SOCRATES. What would that be, Adeimantus?
A. Yesterday you used a gender-specific word to refer to a person. I was distressed to hear it in this day and age.
S. Not half as distressed as I am to hear you use the cliché, ‘in this day and age.’ What did I say, exactly?
A. You referred to the waiter as a waitress.
S. I see. I find that using a gender-neutral expression like waitperson sounds like taking the piss, in this day and age, don't you?
A. Well, yes, I suppose so. Why not call her a waiter?
S. Waitress becomes waiter. Actress becomes actor. Aviatrix becomes aviator. Why does the masculine form always win out? I can't understand how the feminists allowed it.
A. You have a point there, Socrates.
S. I used the word waitress yesterday as a literary device. Did not Neil Young sing, ‘I used to order just to watch her float across the floor?’

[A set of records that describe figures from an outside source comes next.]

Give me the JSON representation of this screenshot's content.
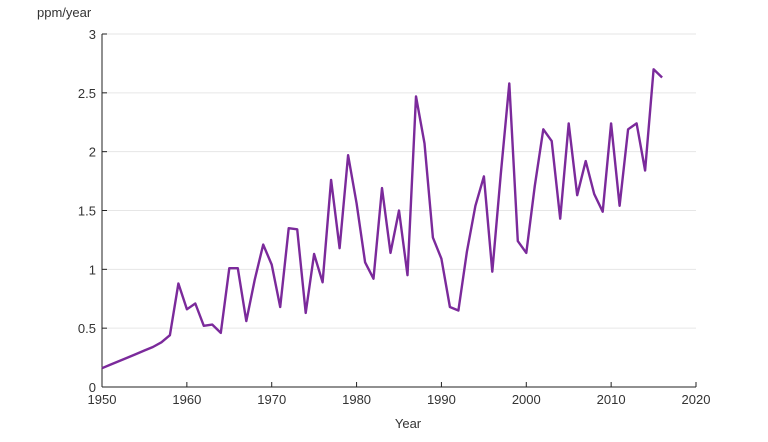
{
  "chart_data": {
    "type": "line",
    "title": "",
    "xlabel": "Year",
    "ylabel": "ppm/year",
    "xlim": [
      1950,
      2020
    ],
    "ylim": [
      0,
      3
    ],
    "xticks": [
      "1950",
      "1960",
      "1970",
      "1980",
      "1990",
      "2000",
      "2010",
      "2020"
    ],
    "yticks": [
      "0",
      "0.5",
      "1",
      "1.5",
      "2",
      "2.5",
      "3"
    ],
    "grid": "horizontal",
    "line_color": "#7b2a9b",
    "series": [
      {
        "x": [
          1950,
          1951,
          1952,
          1953,
          1954,
          1955,
          1956,
          1957,
          1958,
          1959,
          1960,
          1961,
          1962,
          1963,
          1964,
          1965,
          1966,
          1967,
          1968,
          1969,
          1970,
          1971,
          1972,
          1973,
          1974,
          1975,
          1976,
          1977,
          1978,
          1979,
          1980,
          1981,
          1982,
          1983,
          1984,
          1985,
          1986,
          1987,
          1988,
          1989,
          1990,
          1991,
          1992,
          1993,
          1994,
          1995,
          1996,
          1997,
          1998,
          1999,
          2000,
          2001,
          2002,
          2003,
          2004,
          2005,
          2006,
          2007,
          2008,
          2009,
          2010,
          2011,
          2012,
          2013,
          2014,
          2015,
          2016
        ],
        "values": [
          0.16,
          0.19,
          0.22,
          0.25,
          0.28,
          0.31,
          0.34,
          0.38,
          0.44,
          0.88,
          0.66,
          0.71,
          0.52,
          0.53,
          0.46,
          1.01,
          1.01,
          0.56,
          0.91,
          1.21,
          1.04,
          0.68,
          1.35,
          1.34,
          0.63,
          1.13,
          0.89,
          1.76,
          1.18,
          1.97,
          1.56,
          1.06,
          0.92,
          1.69,
          1.14,
          1.5,
          0.95,
          2.47,
          2.07,
          1.27,
          1.09,
          0.68,
          0.65,
          1.15,
          1.54,
          1.79,
          0.98,
          1.81,
          2.58,
          1.24,
          1.14,
          1.71,
          2.19,
          2.09,
          1.43,
          2.24,
          1.63,
          1.92,
          1.64,
          1.49,
          2.24,
          1.54,
          2.19,
          2.24,
          1.84,
          2.7,
          2.63
        ]
      }
    ]
  }
}
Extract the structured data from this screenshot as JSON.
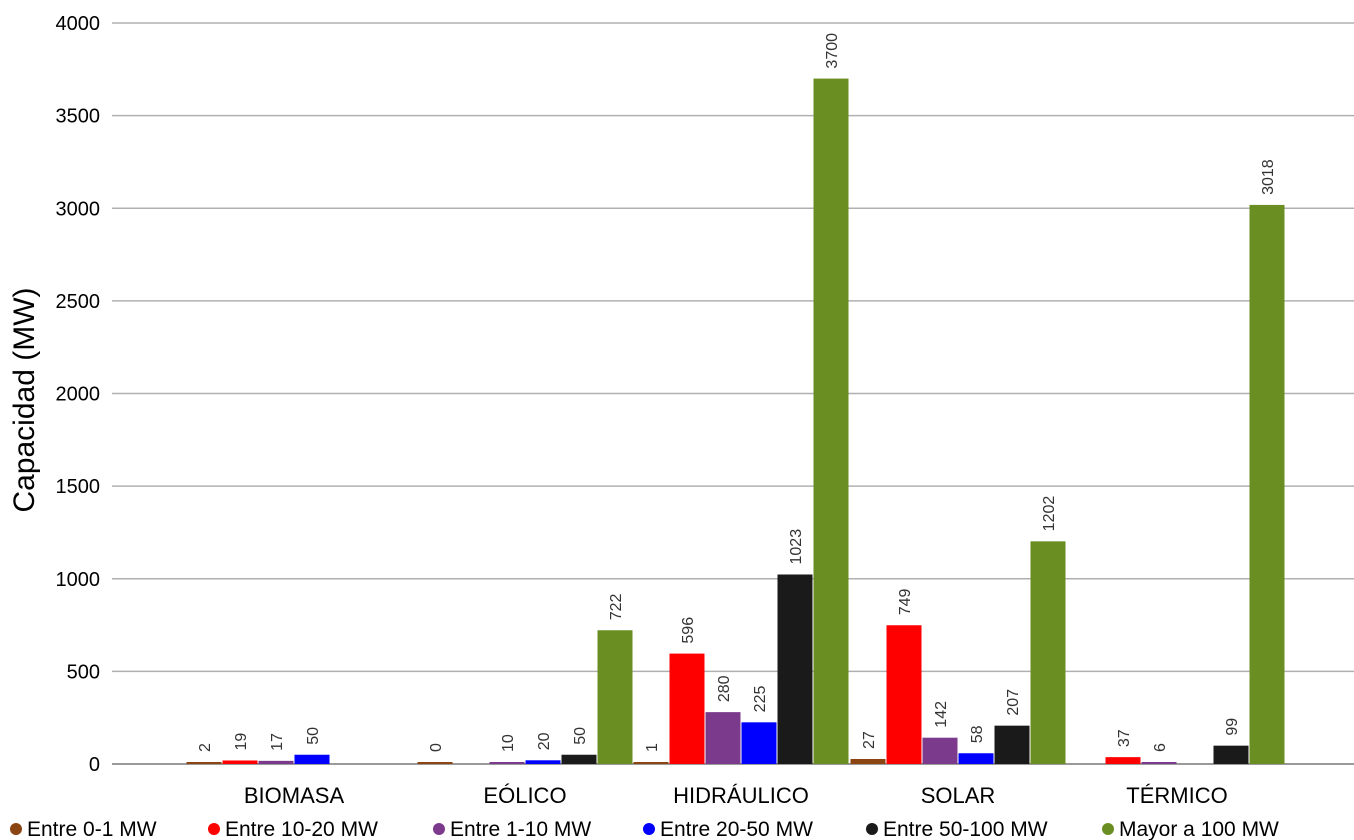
{
  "chart_data": {
    "type": "bar",
    "title": "",
    "xlabel": "",
    "ylabel": "Capacidad (MW)",
    "ylim": [
      0,
      4000
    ],
    "yticks": [
      0,
      500,
      1000,
      1500,
      2000,
      2500,
      3000,
      3500,
      4000
    ],
    "grid": true,
    "legend_position": "bottom",
    "categories": [
      "BIOMASA",
      "EÓLICO",
      "HIDRÁULICO",
      "SOLAR",
      "TÉRMICO"
    ],
    "series": [
      {
        "name": "Entre 0-1 MW",
        "color": "#8B4513",
        "values": [
          2,
          0,
          1,
          27,
          null
        ]
      },
      {
        "name": "Entre 10-20 MW",
        "color": "#FF0000",
        "values": [
          19,
          null,
          596,
          749,
          37
        ]
      },
      {
        "name": "Entre 1-10 MW",
        "color": "#7B3A8C",
        "values": [
          17,
          10,
          280,
          142,
          6
        ]
      },
      {
        "name": "Entre 20-50 MW",
        "color": "#0000FF",
        "values": [
          50,
          20,
          225,
          58,
          null
        ]
      },
      {
        "name": "Entre 50-100 MW",
        "color": "#1A1A1A",
        "values": [
          null,
          50,
          1023,
          207,
          99
        ]
      },
      {
        "name": "Mayor a 100 MW",
        "color": "#6B8E23",
        "values": [
          null,
          722,
          3700,
          1202,
          3018
        ]
      }
    ]
  }
}
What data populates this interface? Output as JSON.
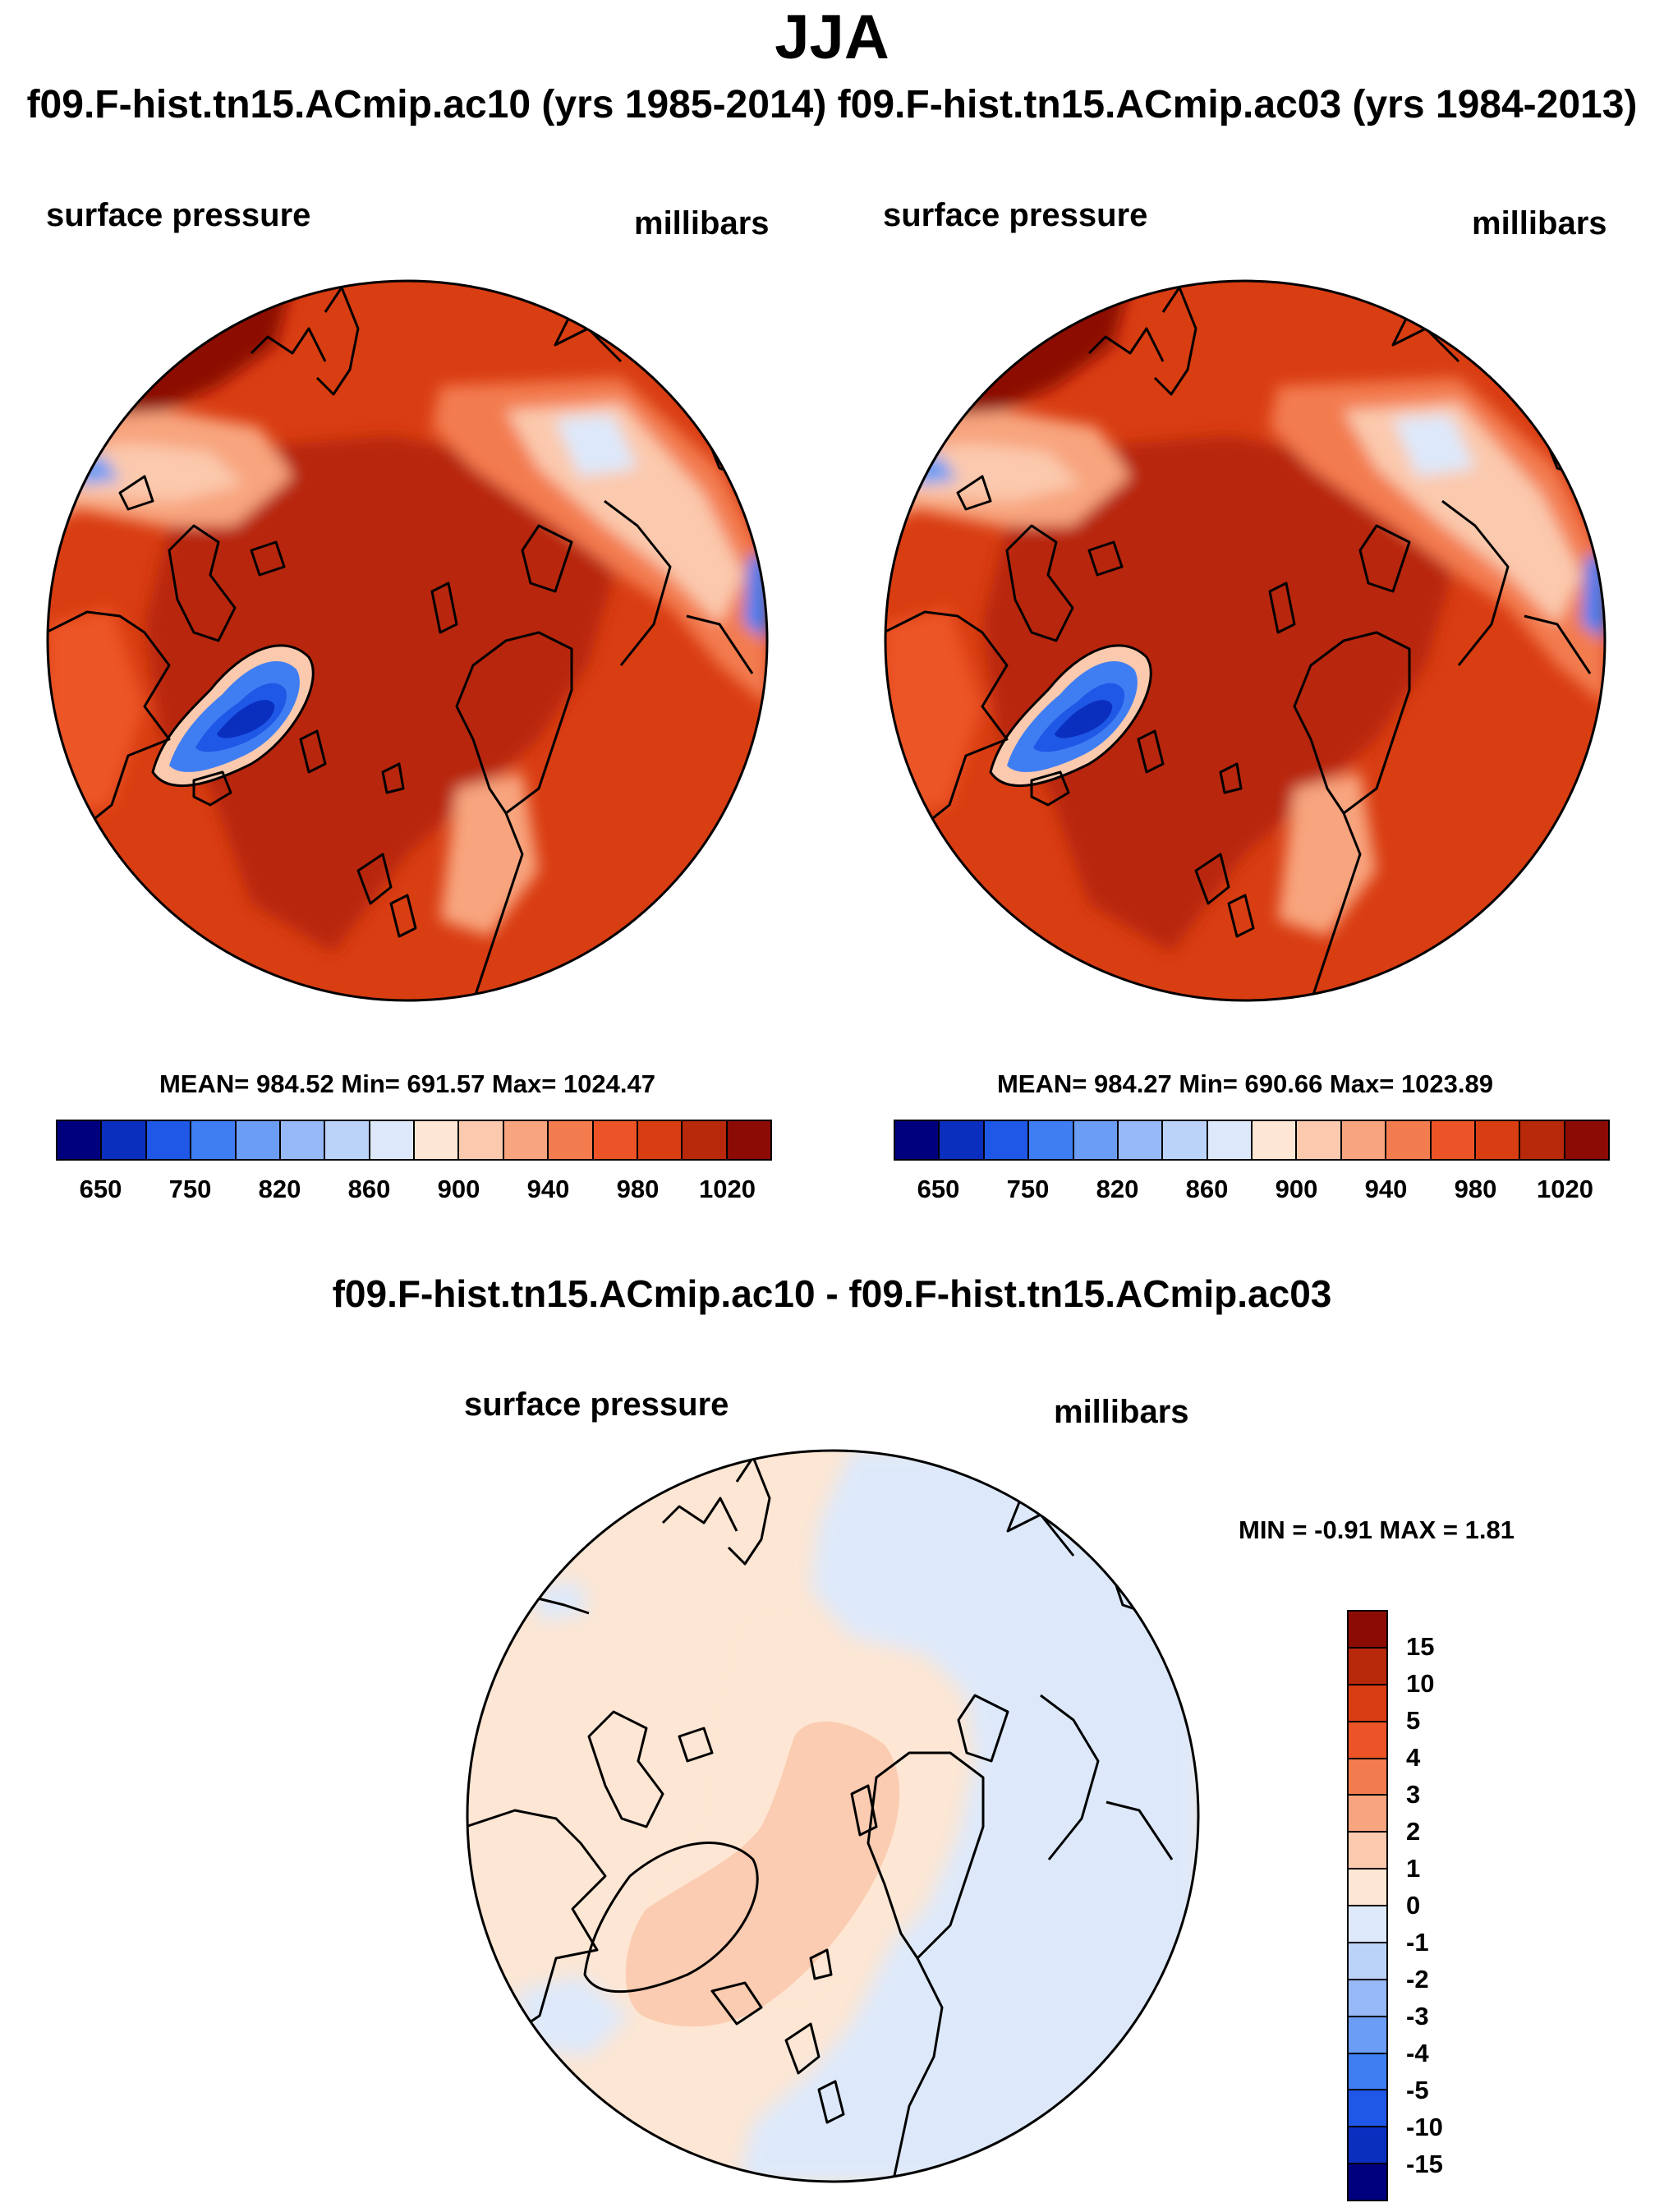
{
  "title": "JJA",
  "header": "f09.F-hist.tn15.ACmip.ac10 (yrs 1985-2014) f09.F-hist.tn15.ACmip.ac03 (yrs 1984-2013)",
  "panels": [
    {
      "variable": "surface pressure",
      "units": "millibars",
      "stats": "MEAN= 984.52  Min= 691.57  Max= 1024.47"
    },
    {
      "variable": "surface pressure",
      "units": "millibars",
      "stats": "MEAN= 984.27  Min= 690.66  Max= 1023.89"
    }
  ],
  "colorbar": {
    "colors": [
      "#00007f",
      "#0a2fbf",
      "#1f57e6",
      "#3f7ef2",
      "#6b9df5",
      "#97b9f7",
      "#bcd3f9",
      "#dde9fb",
      "#fde6d3",
      "#fbc9ad",
      "#f8a47e",
      "#f37c4f",
      "#ec5427",
      "#d93d12",
      "#b8280a",
      "#8c0b04"
    ],
    "labels": [
      "650",
      "750",
      "820",
      "860",
      "900",
      "940",
      "980",
      "1020"
    ]
  },
  "diff": {
    "title": "f09.F-hist.tn15.ACmip.ac10 - f09.F-hist.tn15.ACmip.ac03",
    "variable": "surface pressure",
    "units": "millibars",
    "minmax": "MIN =  -0.91 MAX =   1.81",
    "colors": [
      "#8c0b04",
      "#b8280a",
      "#d93d12",
      "#ec5427",
      "#f37c4f",
      "#f8a47e",
      "#fbc9ad",
      "#fde6d3",
      "#dde9fb",
      "#bcd3f9",
      "#97b9f7",
      "#6b9df5",
      "#3f7ef2",
      "#1f57e6",
      "#0a2fbf",
      "#00007f"
    ],
    "labels": [
      "15",
      "10",
      "5",
      "4",
      "3",
      "2",
      "1",
      "0",
      "-1",
      "-2",
      "-3",
      "-4",
      "-5",
      "-10",
      "-15"
    ]
  }
}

A. I recollect that he did so.
S. We two old boys, passing the hours in idle chat, we could easily slip into depression?
A. Quite so.
S. By referring to the waitperson as a waitress, I was pointing to the uplift to the spirit that the sight of a lithe, young, female body gliding between the tables, a thing of beauty, gives to an old fellow like me. ‘Waiter’ would not create the same effect, would not ‘cut it’ in the literary sense.
A. I see what you mean.
S. I am quite the romantic, Adeimantus. You had better get used to It.